RONALD BRETON, denomina esta reacción frente a las etnias como de desconocimiento, que incluye desde el genocidio, el que se refiere al aniquilamiento físico, hasta el intento por asimilar a un Pueblo, que implica su eliminación no en cuanto a las personas que lo conforman, sino a su identidad colectiva (BRETON, 1983: 92)2. La asimilación constituye un mecanismo que ha sido utilizado para ignorar las diferencias existentes con los excluidos del sistema, o en términos colectivos, con los pueblos colonizados. Entre nosotros se presenta como un instrumento que permite conformar una identidad nacional única (que omite por cierto la preexistencia de identidades indígenas) que da vida al Estado nacional; permitiendo mantener un grado de exclusión, sin que esto sea vista como una amenaza.
Desde mediados del siglo XX (YRIGOYEN, op. Cit.: 131), en tanto, surge la idea de que los indígenas corresponden a un grupo de personas subordinados y que transitan por etapas inferiores de la civilización, que es necesario integrar a la sociedad e incorporar al desarrollo, para su propio beneficio. En este contexto surgen las agencias estatales asistencialistas para los indígenas y las normas jurídicas de protección (Convenio 107 de la OIT).
Esta segunda alternativa, se presenta por la vía de un reconocimiento de la existencia de las etnias, y de la afirmación de que existe una imperativo ético de asistencia y cooperación respecto de ellas, que por encontrarse en una situación de inferioridad, merecen la preocupación especial de la sociedad global. El discurso asistencialista reconoce la existencia de un otro, pero un otro inferior. Este discurso, no necesariamente es el que se encontraba detrás de la acción de algunas congregaciones religiosas durante la conquista (que por cierto constituyó una mitigación del genocidio), más bien ese discurso entendía que de la singular e inferior condición se derivaba que debía existir un fuero distinto para esto individuos (la encomienda). Mientras, el asistencialismo, que también intenta corregir un circunstancia original de inferioridad, lo hace a través de mecanismos que se entienden como transitorios, y que naturalmente debieran excluirse cuando los inferiores alcancen una condición que les permita alcanzar su desarrollo, por sí mismos – es decir, como nosotros-. Es lo que se denomina discriminación positiva, o afirmative action..

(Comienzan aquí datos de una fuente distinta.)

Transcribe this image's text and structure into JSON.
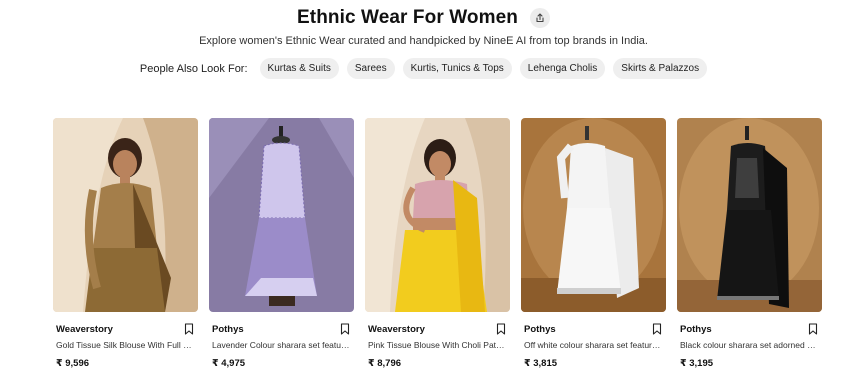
{
  "header": {
    "title": "Ethnic Wear For Women",
    "subtitle": "Explore women's Ethnic Wear curated and handpicked by NineE AI from top brands in India."
  },
  "related": {
    "label": "People Also Look For:",
    "pills": [
      "Kurtas & Suits",
      "Sarees",
      "Kurtis, Tunics & Tops",
      "Lehenga Cholis",
      "Skirts & Palazzos"
    ]
  },
  "products": [
    {
      "brand": "Weaverstory",
      "name": "Gold Tissue Silk Blouse With Full Sleeves",
      "price": "₹ 9,596",
      "bg": "#cdb08f",
      "garment": "#9a7a45"
    },
    {
      "brand": "Pothys",
      "name": "Lavender Colour sharara set featuring embroidery",
      "price": "₹ 4,975",
      "bg": "#8b7fa8",
      "garment": "#a89bd0"
    },
    {
      "brand": "Weaverstory",
      "name": "Pink Tissue Blouse With Choli Pattern",
      "price": "₹ 8,796",
      "bg": "#dccab3",
      "garment": "#f2cc1e"
    },
    {
      "brand": "Pothys",
      "name": "Off white colour sharara set featuring embroidery",
      "price": "₹ 3,815",
      "bg": "#a9763e",
      "garment": "#f2f2f2"
    },
    {
      "brand": "Pothys",
      "name": "Black colour sharara set adorned with embroidery",
      "price": "₹ 3,195",
      "bg": "#b58450",
      "garment": "#151515"
    }
  ]
}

[3] Las alternativas a esta discusión tradicional están representadas sea por Nader, que plantea un sistema analítico comparado que permite realizar un estudio “desde fuera”; o por quienes, desechando la titánica tarea de elaborar un concepto de derecho, prefieren como unidad de análisis el conflicto o litigio, más universal y práctico. Pero, esta última parece ser más bien una alternativa metodológica para la investigación, pero no reemplaza la necesidad de describir el fenómeno jurídico al interior de las distintas sociedades.
[4] Sentencia T-308 de 1993. Magistrado ponente Eduardo Cifuentes Muñoz. Septiembre de 1993. Citada, por Sánchez, Esther. 1998. “Justicia y Pueblos Indígenas en Colombia”. Universidad Nacional de Colombia, Facultad de Derecho, Ciencias políticas y Sociales. Unidad de Investigaciones Jurídico Sociales y Políticas, Bogotá, Colombia, 1998; p. 81.

[5] Entendida como una “hipótesis inicial que nos permite aproximarnos al estudio de cualquier otro cultura” (TAYLOR, op. cit.: 98)
[6] Sentencia T-308 de 1993, citada.
[7] En el texto no se usa el término en sentido peyorativo ni cuantitativo, sino de hegemonía social.